Drawing a parallel, it was recently agreed by EU nation states that the European Central Bank will have greater oversight over the bloc’s banking systems. I surmise the ones who created and sustain the problem were just given more authority over it.

When failure comes it is never attributed to the ideology or to the entire structure, rather to a failure of comprehensive control. Each attempt at deepening control expands the system that is the cause of the problem and deepens the level of failure in areas affected by the system. The more the ideal is pursued, the more the real declines until the entire system implodes with devastating consequences.

Noted economists John Embry had this to say on Europe.

The problem for the central planners, in the not-too-distant-future, is the can is getting too big to kick down the road.
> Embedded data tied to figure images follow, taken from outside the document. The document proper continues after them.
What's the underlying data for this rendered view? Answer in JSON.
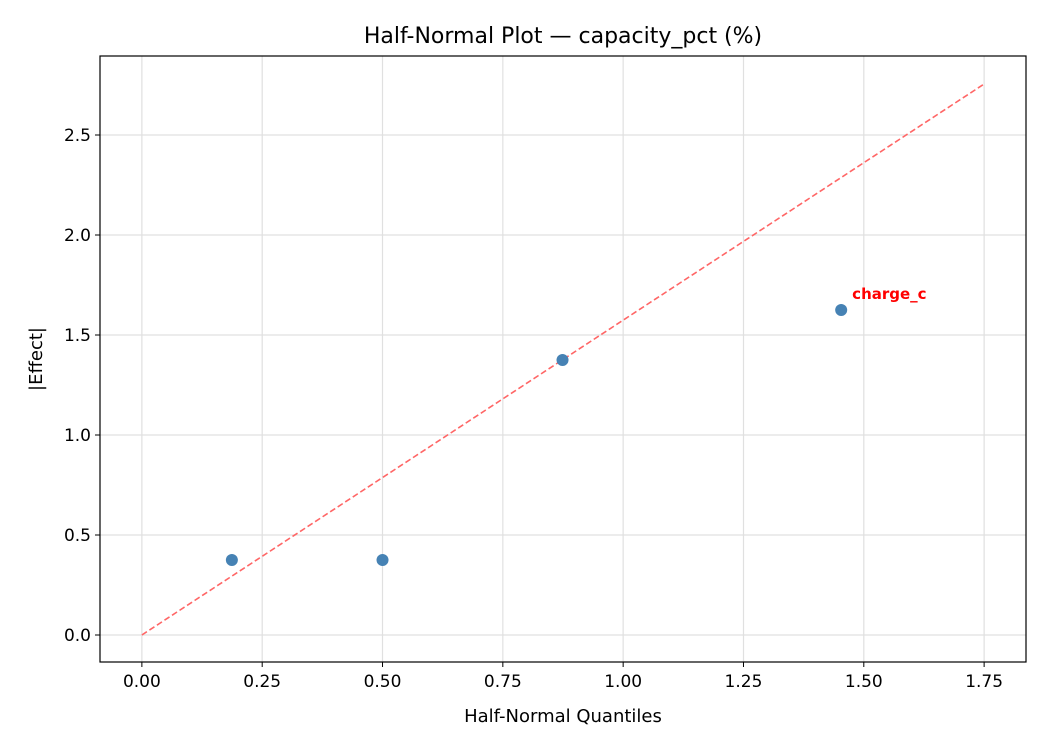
{
  "chart_data": {
    "type": "scatter",
    "title": "Half-Normal Plot — capacity_pct (%)",
    "xlabel": "Half-Normal Quantiles",
    "ylabel": "|Effect|",
    "xlim": [
      -0.087,
      1.837
    ],
    "ylim": [
      -0.135,
      2.895
    ],
    "xticks": [
      "0.00",
      "0.25",
      "0.50",
      "0.75",
      "1.00",
      "1.25",
      "1.50",
      "1.75"
    ],
    "yticks": [
      "0.0",
      "0.5",
      "1.0",
      "1.5",
      "2.0",
      "2.5"
    ],
    "grid": true,
    "points": [
      {
        "x": 0.187,
        "y": 0.375
      },
      {
        "x": 0.5,
        "y": 0.375
      },
      {
        "x": 0.874,
        "y": 1.375
      },
      {
        "x": 1.453,
        "y": 1.625,
        "label": "charge_c"
      }
    ],
    "reference_line": {
      "x": [
        0,
        1.75
      ],
      "y": [
        0,
        2.755
      ],
      "style": "dashed"
    },
    "colors": {
      "points": "#4682b4",
      "reference_line": "#ff6666",
      "annotation": "#ff0000"
    }
  }
}
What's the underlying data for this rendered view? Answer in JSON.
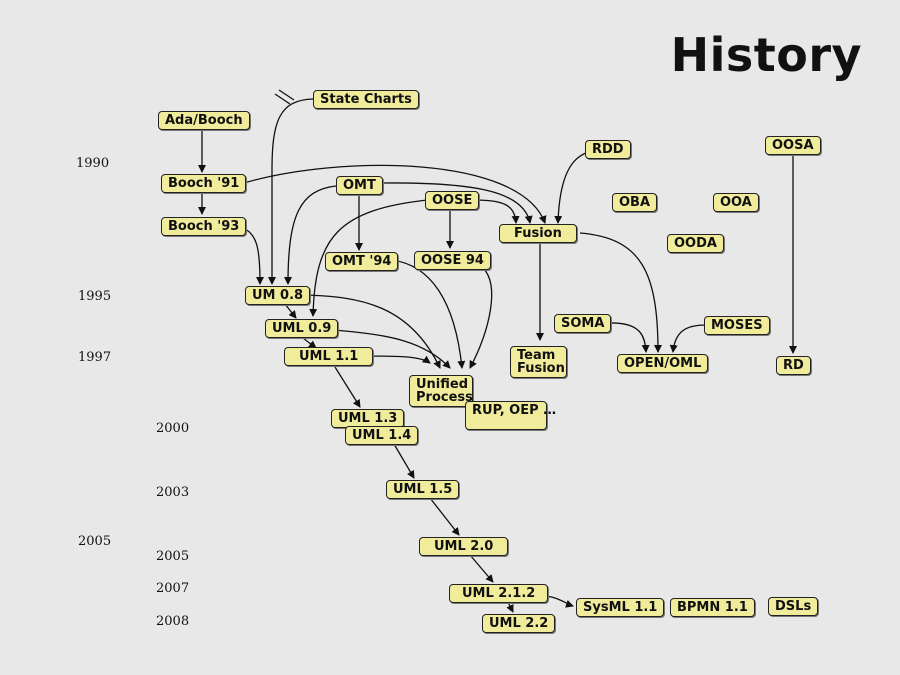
{
  "title": "History",
  "years": [
    "1990",
    "1995",
    "1997",
    "2000",
    "2003",
    "2005",
    "2005",
    "2007",
    "2008"
  ],
  "nodes": {
    "ada_booch": "Ada/Booch",
    "state_charts": "State Charts",
    "booch91": "Booch '91",
    "booch93": "Booch '93",
    "omt": "OMT",
    "oose": "OOSE",
    "omt94": "OMT '94",
    "oose94": "OOSE 94",
    "fusion": "Fusion",
    "rdd": "RDD",
    "oba": "OBA",
    "ooa": "OOA",
    "oosa": "OOSA",
    "ooda": "OODA",
    "um08": "UM 0.8",
    "uml09": "UML 0.9",
    "uml11": "UML 1.1",
    "unified_process": "Unified Process",
    "rup_oep": "RUP, OEP …",
    "team_fusion": "Team Fusion",
    "soma": "SOMA",
    "moses": "MOSES",
    "open_oml": "OPEN/OML",
    "rd": "RD",
    "uml13": "UML 1.3",
    "uml14": "UML 1.4",
    "uml15": "UML 1.5",
    "uml20": "UML 2.0",
    "uml212": "UML 2.1.2",
    "uml22": "UML 2.2",
    "sysml": "SysML 1.1",
    "bpmn": "BPMN 1.1",
    "dsls": "DSLs"
  },
  "colors": {
    "node_fill": "#f0ec9c",
    "edge": "#111111",
    "background": "#e8e8e8"
  }
}
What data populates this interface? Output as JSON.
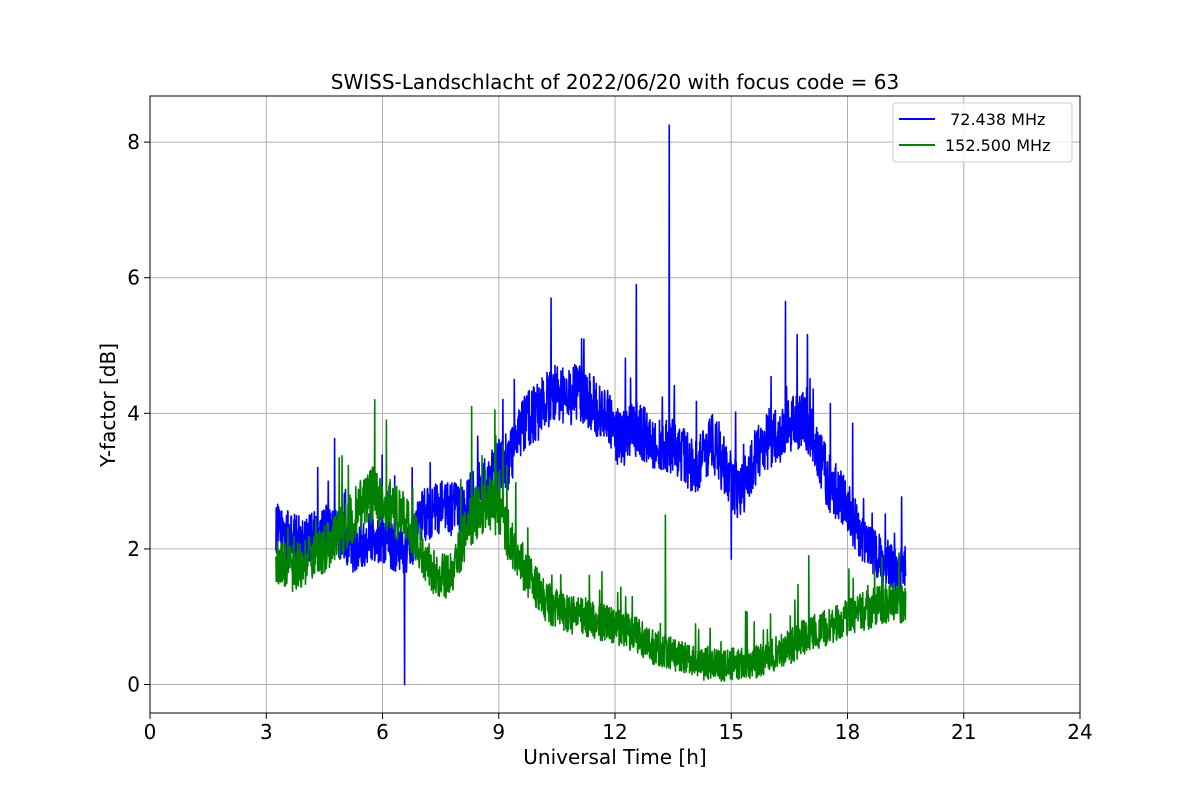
{
  "chart_data": {
    "type": "line",
    "title": "SWISS-Landschlacht of 2022/06/20 with focus code = 63",
    "xlabel": "Universal Time [h]",
    "ylabel": "Y-factor [dB]",
    "xlim": [
      0,
      24
    ],
    "ylim": [
      -0.42,
      8.68
    ],
    "xticks": [
      0,
      3,
      6,
      9,
      12,
      15,
      18,
      21,
      24
    ],
    "xtick_labels": [
      "0",
      "3",
      "6",
      "9",
      "12",
      "15",
      "18",
      "21",
      "24"
    ],
    "yticks": [
      0,
      2,
      4,
      6,
      8
    ],
    "ytick_labels": [
      "0",
      "2",
      "4",
      "6",
      "8"
    ],
    "grid": true,
    "legend_position": "top-right",
    "series": [
      {
        "name": " 72.438 MHz",
        "color": "#0000ff",
        "x": [
          3.25,
          3.5,
          3.75,
          4.0,
          4.25,
          4.5,
          4.75,
          5.0,
          5.25,
          5.5,
          5.75,
          6.0,
          6.25,
          6.5,
          6.75,
          7.0,
          7.25,
          7.5,
          7.75,
          8.0,
          8.25,
          8.5,
          8.75,
          9.0,
          9.25,
          9.5,
          9.75,
          10.0,
          10.25,
          10.5,
          10.75,
          11.0,
          11.25,
          11.5,
          11.75,
          12.0,
          12.25,
          12.5,
          12.75,
          13.0,
          13.25,
          13.5,
          13.75,
          14.0,
          14.25,
          14.5,
          14.75,
          15.0,
          15.25,
          15.5,
          15.75,
          16.0,
          16.25,
          16.5,
          16.75,
          17.0,
          17.25,
          17.5,
          17.75,
          18.0,
          18.25,
          18.5,
          18.75,
          19.0,
          19.25,
          19.5
        ],
        "y": [
          2.3,
          2.2,
          2.15,
          2.1,
          2.2,
          2.3,
          2.25,
          2.2,
          2.0,
          2.1,
          2.2,
          2.15,
          2.05,
          2.0,
          2.0,
          2.5,
          2.55,
          2.6,
          2.6,
          2.55,
          2.7,
          2.9,
          3.0,
          3.2,
          3.3,
          3.7,
          3.9,
          4.0,
          4.2,
          4.3,
          4.2,
          4.3,
          4.2,
          4.1,
          4.0,
          3.7,
          3.6,
          3.8,
          3.7,
          3.6,
          3.5,
          3.5,
          3.4,
          3.2,
          3.3,
          3.6,
          3.3,
          3.0,
          2.8,
          3.2,
          3.5,
          3.6,
          3.7,
          3.8,
          3.9,
          3.8,
          3.4,
          3.0,
          2.8,
          2.6,
          2.3,
          2.0,
          1.9,
          1.8,
          1.7,
          1.7
        ],
        "spikes": [
          [
            4.6,
            3.0
          ],
          [
            6.57,
            0.0
          ],
          [
            9.4,
            4.5
          ],
          [
            10.35,
            5.7
          ],
          [
            12.55,
            5.9
          ],
          [
            13.4,
            8.25
          ],
          [
            15.0,
            1.85
          ],
          [
            16.4,
            5.65
          ]
        ]
      },
      {
        "name": "152.500 MHz",
        "color": "#008000",
        "x": [
          3.25,
          3.5,
          3.75,
          4.0,
          4.25,
          4.5,
          4.75,
          5.0,
          5.25,
          5.5,
          5.75,
          6.0,
          6.25,
          6.5,
          6.75,
          7.0,
          7.25,
          7.5,
          7.75,
          8.0,
          8.25,
          8.5,
          8.75,
          9.0,
          9.25,
          9.5,
          9.75,
          10.0,
          10.25,
          10.5,
          10.75,
          11.0,
          11.25,
          11.5,
          11.75,
          12.0,
          12.25,
          12.5,
          12.75,
          13.0,
          13.25,
          13.5,
          13.75,
          14.0,
          14.25,
          14.5,
          14.75,
          15.0,
          15.25,
          15.5,
          15.75,
          16.0,
          16.25,
          16.5,
          16.75,
          17.0,
          17.25,
          17.5,
          17.75,
          18.0,
          18.25,
          18.5,
          18.75,
          19.0,
          19.25,
          19.5
        ],
        "y": [
          1.8,
          1.75,
          1.7,
          1.8,
          1.9,
          2.0,
          2.1,
          2.3,
          2.5,
          2.7,
          2.8,
          2.7,
          2.6,
          2.5,
          2.3,
          2.0,
          1.7,
          1.6,
          1.6,
          2.0,
          2.4,
          2.6,
          2.7,
          2.5,
          2.2,
          1.9,
          1.6,
          1.4,
          1.2,
          1.1,
          1.05,
          1.0,
          1.0,
          0.95,
          0.9,
          0.85,
          0.8,
          0.75,
          0.65,
          0.55,
          0.5,
          0.45,
          0.4,
          0.35,
          0.3,
          0.3,
          0.28,
          0.3,
          0.3,
          0.32,
          0.35,
          0.4,
          0.5,
          0.55,
          0.65,
          0.75,
          0.8,
          0.85,
          0.9,
          1.0,
          1.05,
          1.1,
          1.15,
          1.2,
          1.2,
          1.15
        ],
        "spikes": [
          [
            5.8,
            4.2
          ],
          [
            6.1,
            3.9
          ],
          [
            8.3,
            4.1
          ],
          [
            8.9,
            4.05
          ],
          [
            13.3,
            2.5
          ],
          [
            17.0,
            1.9
          ],
          [
            18.7,
            1.7
          ]
        ]
      }
    ]
  }
}
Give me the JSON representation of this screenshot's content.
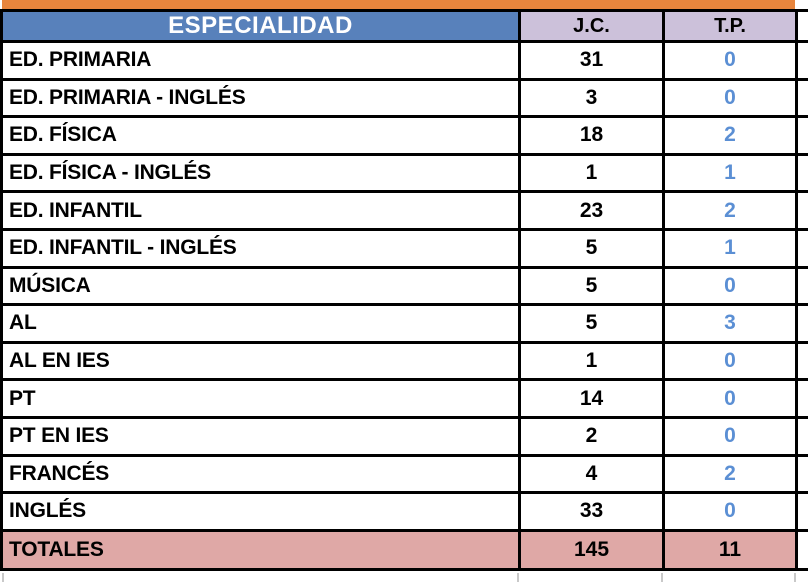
{
  "table": {
    "header": {
      "especialidad": "ESPECIALIDAD",
      "jc": "J.C.",
      "tp": "T.P."
    },
    "rows": [
      {
        "label": "ED. PRIMARIA",
        "jc": "31",
        "tp": "0"
      },
      {
        "label": "ED. PRIMARIA - INGLÉS",
        "jc": "3",
        "tp": "0"
      },
      {
        "label": "ED. FÍSICA",
        "jc": "18",
        "tp": "2"
      },
      {
        "label": "ED. FÍSICA - INGLÉS",
        "jc": "1",
        "tp": "1"
      },
      {
        "label": "ED. INFANTIL",
        "jc": "23",
        "tp": "2"
      },
      {
        "label": "ED. INFANTIL - INGLÉS",
        "jc": "5",
        "tp": "1"
      },
      {
        "label": "MÚSICA",
        "jc": "5",
        "tp": "0"
      },
      {
        "label": "AL",
        "jc": "5",
        "tp": "3"
      },
      {
        "label": "AL EN IES",
        "jc": "1",
        "tp": "0"
      },
      {
        "label": "PT",
        "jc": "14",
        "tp": "0"
      },
      {
        "label": "PT EN IES",
        "jc": "2",
        "tp": "0"
      },
      {
        "label": "FRANCÉS",
        "jc": "4",
        "tp": "2"
      },
      {
        "label": "INGLÉS",
        "jc": "33",
        "tp": "0"
      }
    ],
    "totals": {
      "label": "TOTALES",
      "jc": "145",
      "tp": "11"
    }
  },
  "colors": {
    "orange_bar": "#E8853D",
    "header_blue": "#5881BB",
    "header_lavender": "#CCC1DA",
    "totals_pink": "#DFA8A6",
    "tp_text_blue": "#5B8FD4",
    "border_black": "#000000",
    "faint_gridline": "#C9C9C9"
  }
}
What this means is that the chaos will accelerate.

Daniel Greenfield again:

The distillation of free market economics into the crony capitalist corporation which looks to the government to take care of the messes It makes is tipping the globe closer into the black hole of a planned global economy where universal debt leads to universal power and universal failure.

Interesting that it looks like Obama is going to sign away some of our sovereignty to the UN this summer with those four UN treaties it’s said he’ll be signing. Hopefully he doesn’t and if he does, they die in the Senate. But it goes to support that a planned global union isn’t entirely unsubstantiated.